Junto à pequena horta, alguams árvores frutíferas serviam de abrigo a sabiás, canários e sanhaços, que enchiam aquela manhã de vida e harmonia.
- Que você quer na casa deste velho, alma boa? – Dirigiu-se a mim de forma natural e sincera.
- Bom dia. Que a paz de Deus esteja com o senhor! – respondi, ainda surpreso por minha presença ter sido notada com tanta facilidade.
- Que assim seja, meu filho. Que pode este velho fazer por você?

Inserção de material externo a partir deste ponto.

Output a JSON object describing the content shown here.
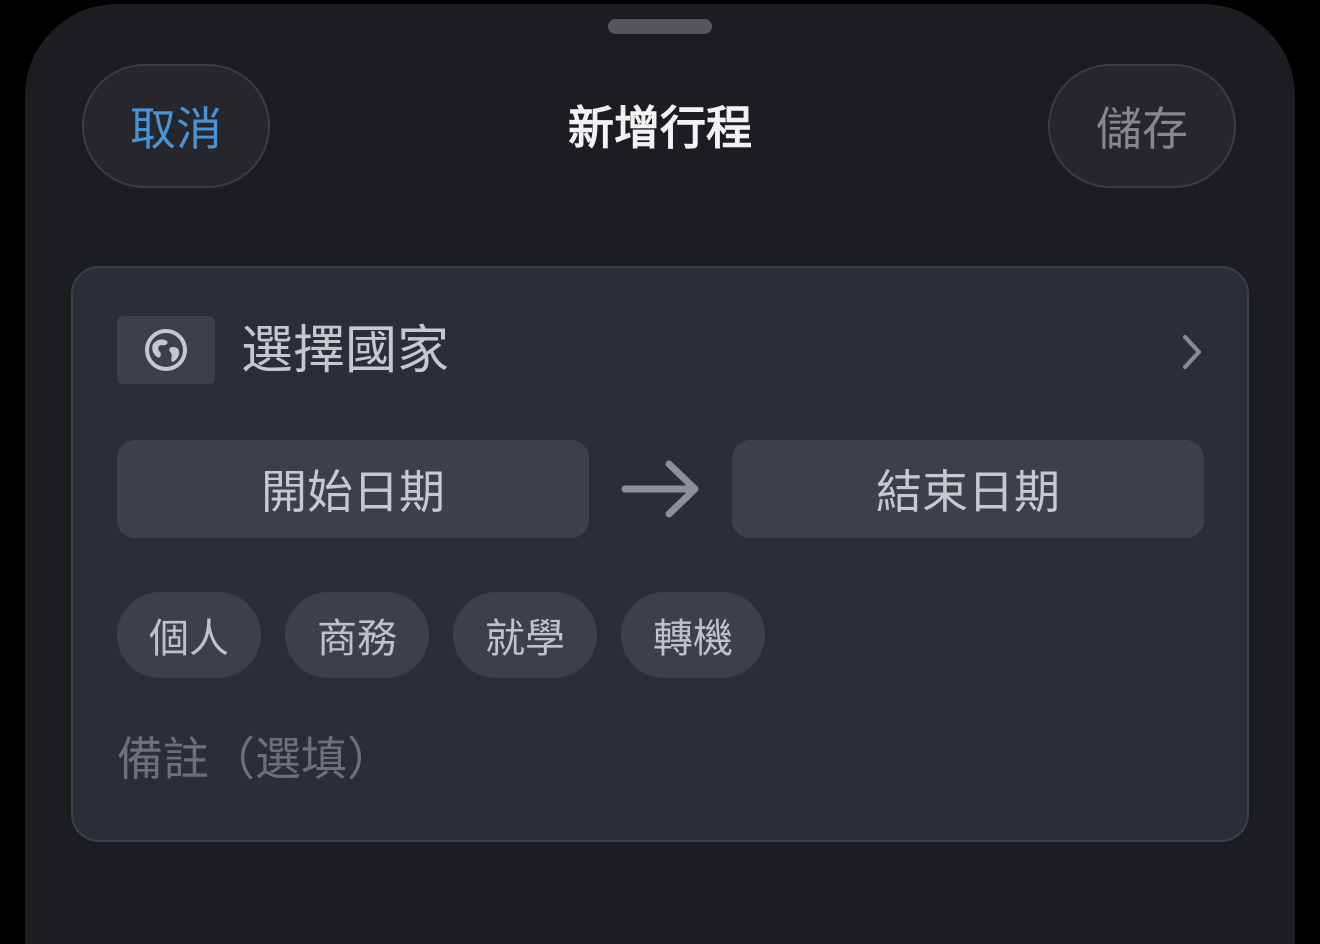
{
  "sheet": {
    "grabber": "sheet-grabber"
  },
  "header": {
    "cancel_label": "取消",
    "title": "新增行程",
    "save_label": "儲存"
  },
  "form": {
    "country": {
      "icon": "globe-icon",
      "label": "選擇國家",
      "chevron_icon": "chevron-right-icon"
    },
    "dates": {
      "start_label": "開始日期",
      "arrow_icon": "arrow-right-icon",
      "end_label": "結束日期"
    },
    "trip_types": [
      {
        "label": "個人"
      },
      {
        "label": "商務"
      },
      {
        "label": "就學"
      },
      {
        "label": "轉機"
      }
    ],
    "notes": {
      "value": "",
      "placeholder": "備註（選填）"
    }
  },
  "colors": {
    "accent": "#4a92d6",
    "background": "#1c1d21",
    "card": "#2a2e36",
    "control": "#3d4049",
    "title_text": "#f2f2f4",
    "disabled_text": "#86888e"
  }
}
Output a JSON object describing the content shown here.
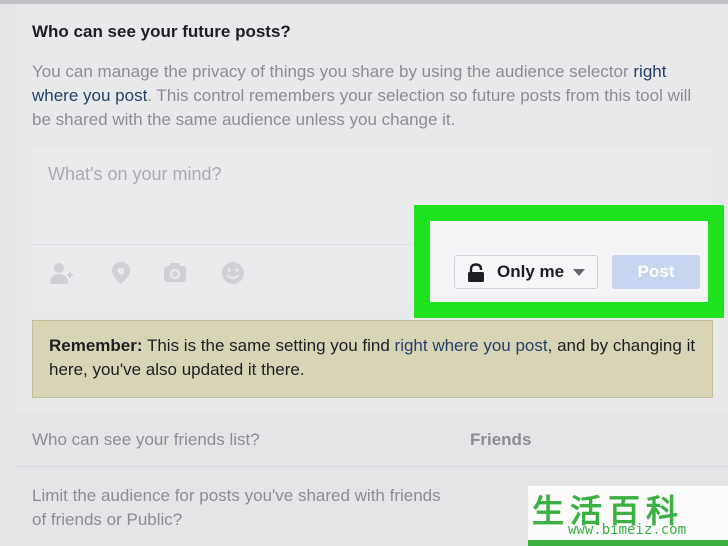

- Eu escrevo histórias, senhor Simplício, e venho até sua casa a pedido de Donana para lhe trazer o seu abraço e seu carinho e, aproveitando, peço ao senhor que conte a sua história para que eu possa passá-la ao papel.
- Não carece não, meu filho, a história deste velho aqui vai fazer muita gente chorar, mas se foi Donana quem pediu... Assente aqui neste toco enquanto faço um café e melhoro o fogo que o dia vai ser longo e nós vamos varar a noite. Este preto aqui não nasceu na senzala não, alguns negros tinham fugido e me levaram junto, só que dentro da barriga de minha mãe. Nasci lá pelas matas e quando tinha três meses a mãe voltou pro céu. Os negros do quilombo não queriam trabalho não; aí, me pegaram e colocaram na roça pra poder ser encontrado por outros! E fui, meu filho. Cresci, virei rapazola e casei com Donana, rapariga prendada, alma majestosa que trabalhava na cozinha da casa-grande. Donana me deu dois filhos, pra minha alegria, mas Deus achou melhor que eles não vivessem comigo não! Por malquerença de Sinhá Velha, Donana e as crianças foram trocadas por um lote de dez vacas parideiras. A dor, meu filho, foi tão grande, que fiquei aluado por muito tempo; então, sinhozinho mandou me trancar no paiol velho que ficava bem longe da casa-grande e colocou Mãe Perpetua, uma preta velha, ruim das vistas e descadeirada, pra morar na casa do paiol e tratar de mim até melhorar. Mãe Perpétua trazia todo o dia a comida e passava pelo buraco da parede. Eu estava com dezoito anos de vida e eles esqueceram de mim lá trancado por dez anos. Então, meu filho, foi quando aprendi as rezas pra curar doença ruim e pra afastar encosto de alma penada. No escuro, meu filho, aprendi a ver as almas, boas e ruins. Tudo isso foi Mãe Perpétua que ensinou pra este que lhe fala. Uma noite, meu filho, uma alma boa clareou o mundo deste velho e o paiol ficou iluminado que nem dia. Era Donana que vinha se despedir, pois o maltrato no trabalho duro fizeram ela adoecer e largar o corpo nesta terra. E ela me falou:
- Simplício, meu querido, alma de minha alma, não vim despedir-me de você não! Largo essa terra com muita dor no meu peito, mas não carrego rancor. Nossos filhos estão pelo mundo, nunca mais vi nenhum deles. Os protetores que vieram me buscar explicaram que nós dois, noutra vida, fomos Sinhô e Sinhá, e que hoje nós voltamos para pagar as contas dos erros, pois não éramos “flor que se cheira”.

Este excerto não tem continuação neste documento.